Hay días en los que ir a trabajar se me hace un mundo, y hoy ha sido uno de esos días. Cuando mi hijo tiene fiebre, y tengo que salir de casa dejándolo enfermo, se me rompe el alma. A veces tengo la suerte de poder ingeniármelas para trabajar desde casa, pero hay días en los que tengo una reunión importante o una formación y no me queda otra alternativa que dejarlo en casa con otra persona. No es que esté mal con la persona que lo dejo, generalmente tengo la suerte de poder contar con una abuela, pero no soy yo, no es mamá. La abuela le cuida de mil amores, le atiende fenomenal, le abraza, le canta, le mima, es maravilloso contar con abuelas, pero no soy yo, no es mamá.
Cuando mi hijo tiene fiebre y quiere mimos, si no está muy grave, me encanta estar con él, abrazarle, achucharle, darle besos y quedarme horas acurrucada con él en brazos.
Yo sé que si me voy estará muy bien, y en cuanto el apiretal hace efecto, mucho mejor, le da el subidón y se pone a jugar como siempre, pero me cuesta renunciar a esos momentos en los que te llama diciendo, mamá, un mamá que quiere decir, abrázame, mímame, quiéreme, achúchame, esos momentos, a pesar de estar malito, me encantan.

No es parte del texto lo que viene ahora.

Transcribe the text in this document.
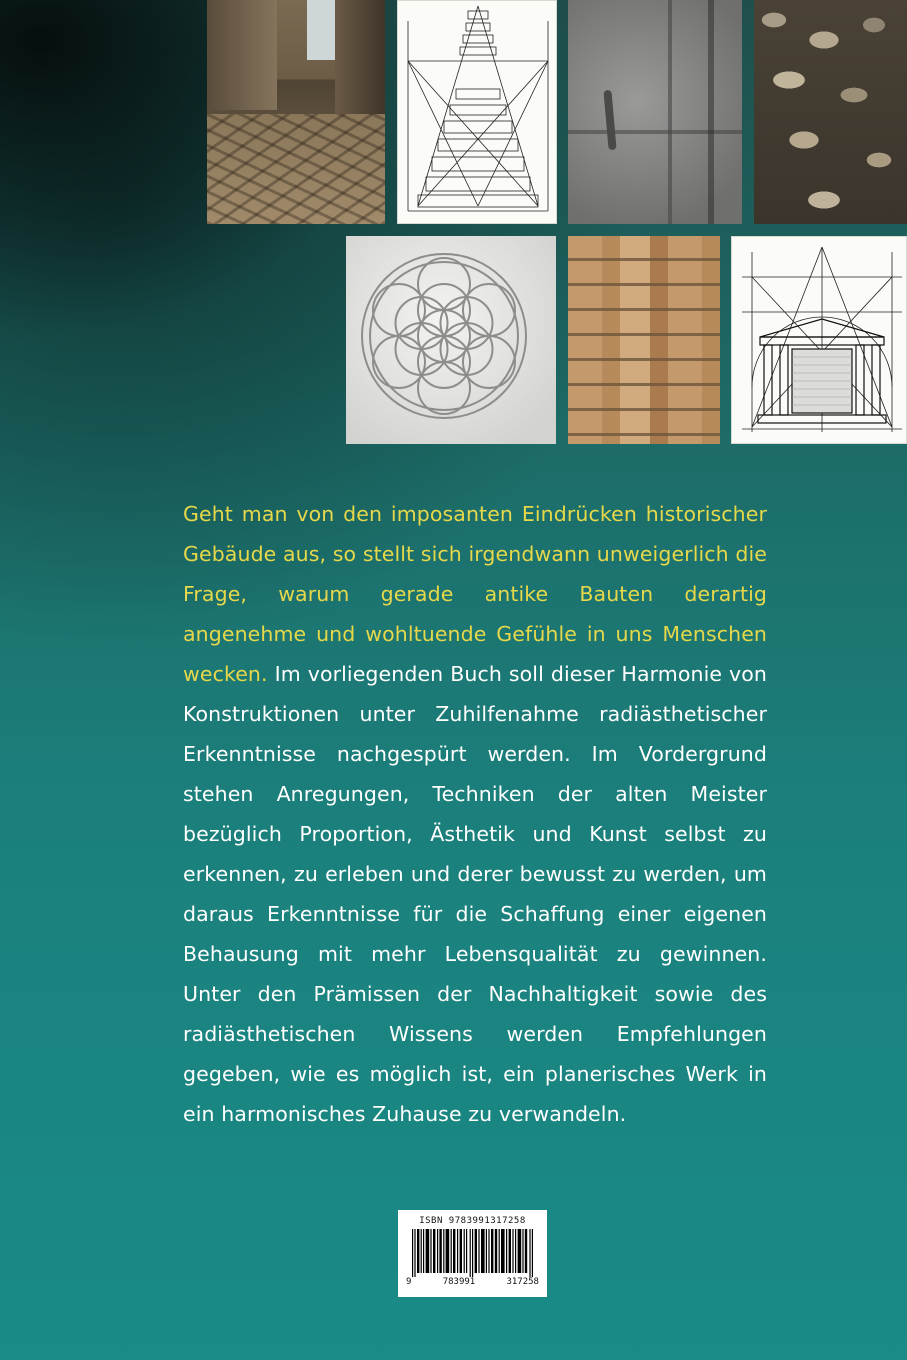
Geht man von den imposanten Eindrücken historischer Gebäude aus, so stellt sich irgendwann unweigerlich die Frage, warum gerade antike Bauten derartig angenehme und wohltuende Gefühle in uns Menschen wecken. Im vorliegenden Buch soll dieser Harmonie von Konstruktionen unter Zuhilfenahme radiästhetischer Erkenntnisse nachgespürt werden. Im Vordergrund stehen Anregungen, Techniken der alten Meister bezüglich Proportion, Ästhetik und Kunst selbst zu erkennen, zu erleben und derer bewusst zu werden, um daraus Erkenntnisse für die Schaffung einer eigenen Behausung mit mehr Lebensqualität zu gewinnen. Unter den Prämissen der Nachhaltigkeit sowie des radiästhetischen Wissens werden Empfehlungen gegeben, wie es möglich ist, ein planerisches Werk in ein harmonisches Zuhause zu verwandeln.
ISBN 9783991317258
9	783991	317258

Cuando mi hijo tiene fiebre me cuesta concentrarme en el trabajo, estoy contando los minutos para salir corriendo y poder ir a casa, donde mi pequeño me necesita, o quizá no, pero esa es la sensación que tengo. Y a veces llegas a casa corriendo, después de haber estado todo el día sufriendo, imaginando cómo estará, pensando si le habrá subido la fiebre o no, y al abrir la puerta, ahí está, feliz como una perdiz, bailando su canción favorita.
Cuando mi hijo tiene fiebre, muchas cosas dejan de tener tanta importancia, y no es que no la tengan, es que en ese momento sólo te preocupa una cosa. Porque ser madre, es mucho más.